Communiqué de l’Observatoire de l’enfermement des étrangers (OEE)

En théorie, les étranger.e.s privé.e.s de liberté dans les zones d’attente, les centres de rétention ou les prisons ont le droit de se défendre devant un juge. En réalité, contester une mesure d’éloignement, un refus d’entrée ou une privation de liberté relève bien souvent du parcours du combattant.
Partant de ce constat, les associations membres de l’OEE ont conduit une étude destinée à recenser l’ensemble des obstacles à l’exercice du droit fondamental à un recours effectif auxquels se heurtent les étrangers enfermés. Il s’agissait notamment de repérer lesquels de ces obstacles sont inscrits dans les textes et lesquels relèvent des pratiques.

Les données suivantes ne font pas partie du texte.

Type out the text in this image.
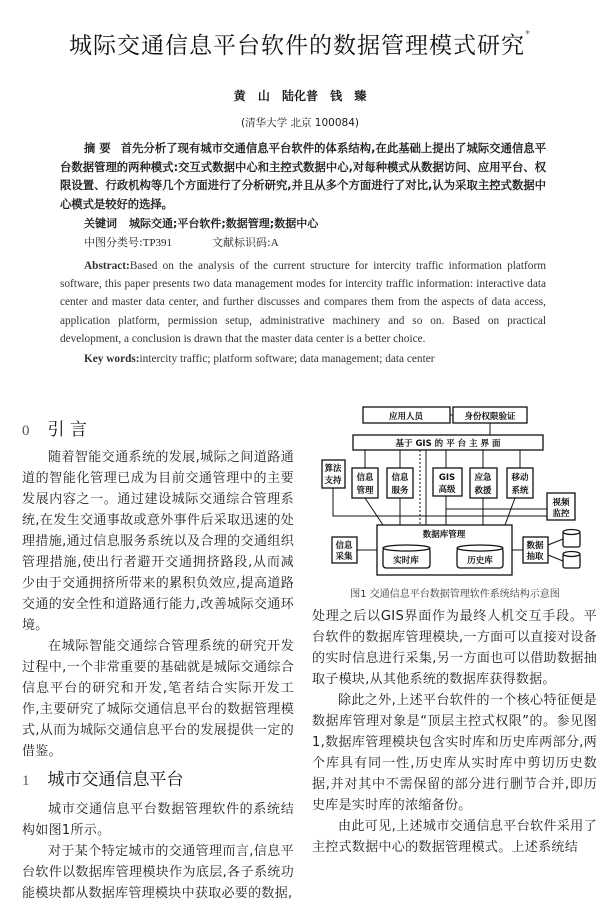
城际交通信息平台软件的数据管理模式研究*
黄 山 陆化普 钱 臻
(清华大学 北京 100084)
摘 要 首先分析了现有城市交通信息平台软件的体系结构,在此基础上提出了城际交通信息平台数据管理的两种模式:交互式数据中心和主控式数据中心,对每种模式从数据访问、应用平台、权限设置、行政机构等几个方面进行了分析研究,并且从多个方面进行了对比,认为采取主控式数据中心模式是较好的选择。
关键词 城际交通;平台软件;数据管理;数据中心
中图分类号:TP391	文献标识码:A
Abstract:Based on the analysis of the current structure for intercity traffic information platform software, this paper presents two data management modes for intercity traffic information: interactive data center and master data center, and further discusses and compares them from the aspects of data access, application platform, permission setup, administrative machinery and so on. Based on practical development, a conclusion is drawn that the master data center is a better choice.
Key words:intercity traffic; platform software; data management; data center
0 引 言
随着智能交通系统的发展,城际之间道路通道的智能化管理已成为目前交通管理中的主要发展内容之一。通过建设城际交通综合管理系统,在发生交通事故或意外事件后采取迅速的处理措施,通过信息服务系统以及合理的交通组织管理措施,使出行者避开交通拥挤路段,从而减少由于交通拥挤所带来的累积负效应,提高道路交通的安全性和道路通行能力,改善城际交通环境。
在城际智能交通综合管理系统的研究开发过程中,一个非常重要的基础就是城际交通综合信息平台的研究和开发,笔者结合实际开发工作,主要研究了城际交通信息平台的数据管理模式,从而为城际交通信息平台的发展提供一定的借鉴。
1 城市交通信息平台
城市交通信息平台数据管理软件的系统结构如图1所示。
对于某个特定城市的交通管理而言,信息平台软件以数据库管理模块作为底层,各子系统功能模块都从数据库管理模块中获取必要的数据,
应用人员	身份权限验证
基于 GIS 的 平 台 主 界 面
算法
支持 信息
管理
信息
服务
GIS
高级
应急
救援
移动
系统
视频
监控
数据库管理
实时库	历史库
信息
采集
数据
抽取
图1 交通信息平台数据管理软件系统结构示意图
处理之后以GIS界面作为最终人机交互手段。平台软件的数据库管理模块,一方面可以直接对设备的实时信息进行采集,另一方面也可以借助数据抽取子模块,从其他系统的数据库获得数据。
除此之外,上述平台软件的一个核心特征便是数据库管理对象是“顶层主控式权限”的。参见图1,数据库管理模块包含实时库和历史库两部分,两个库具有同一性,历史库从实时库中剪切历史数据,并对其中不需保留的部分进行删节合并,即历史库是实时库的浓缩备份。
由此可见,上述城市交通信息平台软件采用了主控式数据中心的数据管理模式。上述系统结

Ce travail d’enquête a été mené de septembre 2013 à mai 2014 dans différents lieux de privation de liberté et auprès de nombreux protagonistes (associations, magistrat.e.s, avocat.e.s, syndicats, représentant.e.s de la police et de l’administration centrale).

L’OEE a décidé de rendre public et de mettre en débat le rapport issu de ces observations de terrain*. Il sera présenté et commenté à Paris le lundi 16 juin 2014 à 18h30.

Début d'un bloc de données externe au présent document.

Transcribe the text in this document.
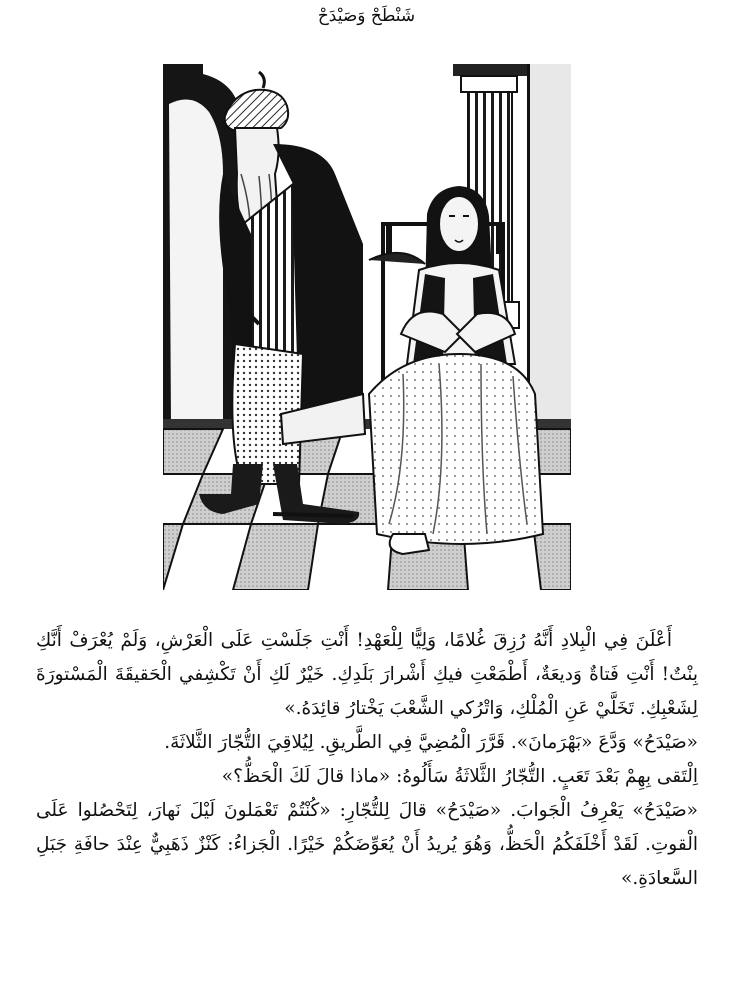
شَنْطَحْ وَصَيْدَحْ

أَعْلَنَ فِي الْبِلادِ أَنَّهُ رُزِقَ غُلامًا، وَلِيًّا لِلْعَهْدِ! أَنْتِ جَلَسْتِ عَلَى الْعَرْشِ، وَلَمْ يُعْرَفْ أَنَّكِ بِنْتٌ! أَنْتِ فَتاةٌ وَديعَةٌ، أَطْمَعْتِ فيكِ أَشْرارَ بَلَدِكِ. خَيْرٌ لَكِ أَنْ تَكْشِفي الْحَقيقَةَ الْمَسْتورَةَ لِشَعْبِكِ. تَخَلَّيْ عَنِ الْمُلْكِ، وَاتْرُكي الشَّعْبَ يَخْتارُ قائِدَهُ.»

«صَيْدَحُ» وَدَّعَ «بَهْرَمانَ». قَرَّرَ الْمُضِيَّ فِي الطَّريقِ. لِيُلاقِيَ التُّجّارَ الثَّلاثَةَ.

اِلْتَقى بِهِمْ بَعْدَ تَعَبٍ. التُّجّارُ الثَّلاثَةُ سَأَلُوهُ: «ماذا قالَ لَكَ الْحَظُّ؟»

«صَيْدَحُ» يَعْرِفُ الْجَوابَ. «صَيْدَحُ» قالَ لِلتُّجّارِ: «كُنْتُمْ تَعْمَلونَ لَيْلَ نَهارَ، لِتَحْصُلوا عَلَى الْقوتِ. لَقَدْ أَخْلَفَكُمُ الْحَظُّ، وَهُوَ يُريدُ أَنْ يُعَوِّضَكُمْ خَيْرًا. الْجَزاءُ: كَنْزٌ ذَهَبِيٌّ عِنْدَ حافَةِ جَبَلِ السَّعادَةِ.»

Interviendront notamment des avocat.e.s spécialisé.e.s, des représentant.e.s d’associations de défense des étranger.e.s et des magistrat.e.s, ainsi que la chargée de mission qui a mené l’enquête pour l’OEE.

La réunion se tiendra à la Bourse du travail (Salle Eugène Pottier), 3 rue du Château d’eau, à Paris (10e).

Une première version – provisoire – de ce rapport est dès maintenant disponible.

* « Une procédure en trompe-l’oeil ». Les entraves au recours effectif pour les étrangers privés de liberté en France.